Freckles were my curse!
Does that sound extreme? Maybe. And, okay, as a teenager, admittedly, the freckles were a neutral thing. I was more embarrassed by my thick square glasses, in
an age where contacts for teenagers were the norm. My eyes were particularly poor, combining astigmatism with myopia, and I was considered a bad candidate for lenses. So I had glasses, and freckles, and pale skin that never tanned but only ever burned.
One summer when I was fourteen I played on the beach with my family and that night the skin peeled off my forehead and legs and face. My mother warned me to be more careful in the sun. So I wept, and the tears burned my raw peeling cheeks.

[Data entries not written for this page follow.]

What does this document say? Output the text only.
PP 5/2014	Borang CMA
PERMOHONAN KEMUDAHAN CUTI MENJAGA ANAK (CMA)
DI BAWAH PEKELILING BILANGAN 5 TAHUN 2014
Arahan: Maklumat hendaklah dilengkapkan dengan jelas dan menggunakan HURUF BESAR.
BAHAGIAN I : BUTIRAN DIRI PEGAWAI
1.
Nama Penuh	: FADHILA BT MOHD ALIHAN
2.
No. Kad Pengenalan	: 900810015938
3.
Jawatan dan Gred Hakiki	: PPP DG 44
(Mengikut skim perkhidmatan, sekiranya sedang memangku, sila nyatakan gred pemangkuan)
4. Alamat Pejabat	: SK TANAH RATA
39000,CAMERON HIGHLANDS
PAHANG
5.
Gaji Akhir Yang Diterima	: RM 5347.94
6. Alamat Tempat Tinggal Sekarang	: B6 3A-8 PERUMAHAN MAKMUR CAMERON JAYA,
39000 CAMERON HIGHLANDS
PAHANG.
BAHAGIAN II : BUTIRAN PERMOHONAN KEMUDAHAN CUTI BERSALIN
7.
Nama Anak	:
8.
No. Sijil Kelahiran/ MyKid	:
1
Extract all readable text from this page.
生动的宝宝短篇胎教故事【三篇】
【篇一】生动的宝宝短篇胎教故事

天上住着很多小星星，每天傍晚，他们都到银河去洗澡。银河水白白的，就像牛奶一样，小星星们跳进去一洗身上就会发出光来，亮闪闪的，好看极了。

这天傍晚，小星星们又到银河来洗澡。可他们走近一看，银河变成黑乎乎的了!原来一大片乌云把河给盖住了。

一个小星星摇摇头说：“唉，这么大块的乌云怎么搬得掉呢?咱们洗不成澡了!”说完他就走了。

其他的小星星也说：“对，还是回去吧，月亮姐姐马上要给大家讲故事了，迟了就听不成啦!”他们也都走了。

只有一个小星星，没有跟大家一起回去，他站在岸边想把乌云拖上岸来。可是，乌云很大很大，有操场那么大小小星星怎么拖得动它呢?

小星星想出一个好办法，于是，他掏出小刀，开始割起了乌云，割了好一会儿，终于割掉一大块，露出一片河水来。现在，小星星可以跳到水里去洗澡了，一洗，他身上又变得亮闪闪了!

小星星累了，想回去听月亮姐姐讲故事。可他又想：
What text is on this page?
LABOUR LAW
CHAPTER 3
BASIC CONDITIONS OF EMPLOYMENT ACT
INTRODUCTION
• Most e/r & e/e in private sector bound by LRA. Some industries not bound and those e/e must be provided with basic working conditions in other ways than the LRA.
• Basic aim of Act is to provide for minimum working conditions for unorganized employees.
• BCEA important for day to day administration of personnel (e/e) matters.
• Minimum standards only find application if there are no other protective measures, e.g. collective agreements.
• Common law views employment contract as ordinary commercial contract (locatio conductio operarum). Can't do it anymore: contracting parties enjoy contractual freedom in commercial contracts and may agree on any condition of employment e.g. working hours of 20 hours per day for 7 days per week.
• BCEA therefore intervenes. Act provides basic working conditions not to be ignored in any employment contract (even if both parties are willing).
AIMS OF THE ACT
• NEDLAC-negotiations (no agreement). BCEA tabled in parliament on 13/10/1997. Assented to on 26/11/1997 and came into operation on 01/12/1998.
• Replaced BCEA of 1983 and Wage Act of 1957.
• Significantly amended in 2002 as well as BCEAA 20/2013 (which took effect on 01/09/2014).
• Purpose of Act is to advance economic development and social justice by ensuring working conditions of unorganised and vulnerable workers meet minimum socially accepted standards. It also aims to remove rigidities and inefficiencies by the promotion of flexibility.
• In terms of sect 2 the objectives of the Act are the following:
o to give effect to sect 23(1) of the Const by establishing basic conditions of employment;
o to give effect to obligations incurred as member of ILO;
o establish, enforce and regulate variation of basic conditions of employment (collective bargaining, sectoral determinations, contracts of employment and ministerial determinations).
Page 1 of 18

When I was sixteen, I was so badly sunburned I had to spend two days in bed. My mother said, casually, “Well, I did warn you.”
I read an article in a magazine. And I learned: people with freckles don’t tan properly. So that was why. The freckles were to blame.
It’s not as if I was careless or stupid in my dealings with the sun. I didn’t seek out blazing sunshine with all its ensuing pain. I just found it hard to always wear a hat, sit in the shade, avoid hot days, never wear skirts in summer. I longed to be a vampire, because at least then my sun affliction would be a symptom of my dangerous and evil nature. Instead, I was merely pale. And, did I mention this? Freckled. Who ever heard of a vampire with freckles?
A fact: a freckled person can never, ever, be cool.
What’s worse, the freckles grew and multiplied in sunlight. Some summers, I was covered in blotches, like some alien in a Star Trek episode. And so as I hit twenty, the pale spectacled mutant-freckle look was becoming the bane of my life. It defined me, it limited me. And it controlled how others perceived me: I was never smart, tough-cookie, wisecracking brain-like-a-razorblade Lena. I was just poor old freckly Lena.
I came to hate suntans. I hated the vulgar display of long-legged beauties with their bronzed skins, and men with six-pack torsos who wear no T-shirts in the blazing sun.
Florence was my favourite city, I used to go there every year when I was in my twenties. But it was spoiled for me by all the bare skin on shameless display. The city was swarming with gorgeous, smiling, happy, slim, sexy, tanned young people, in their revealing shorts and skimpy T-shirts. They were everywhere, and I loathed them.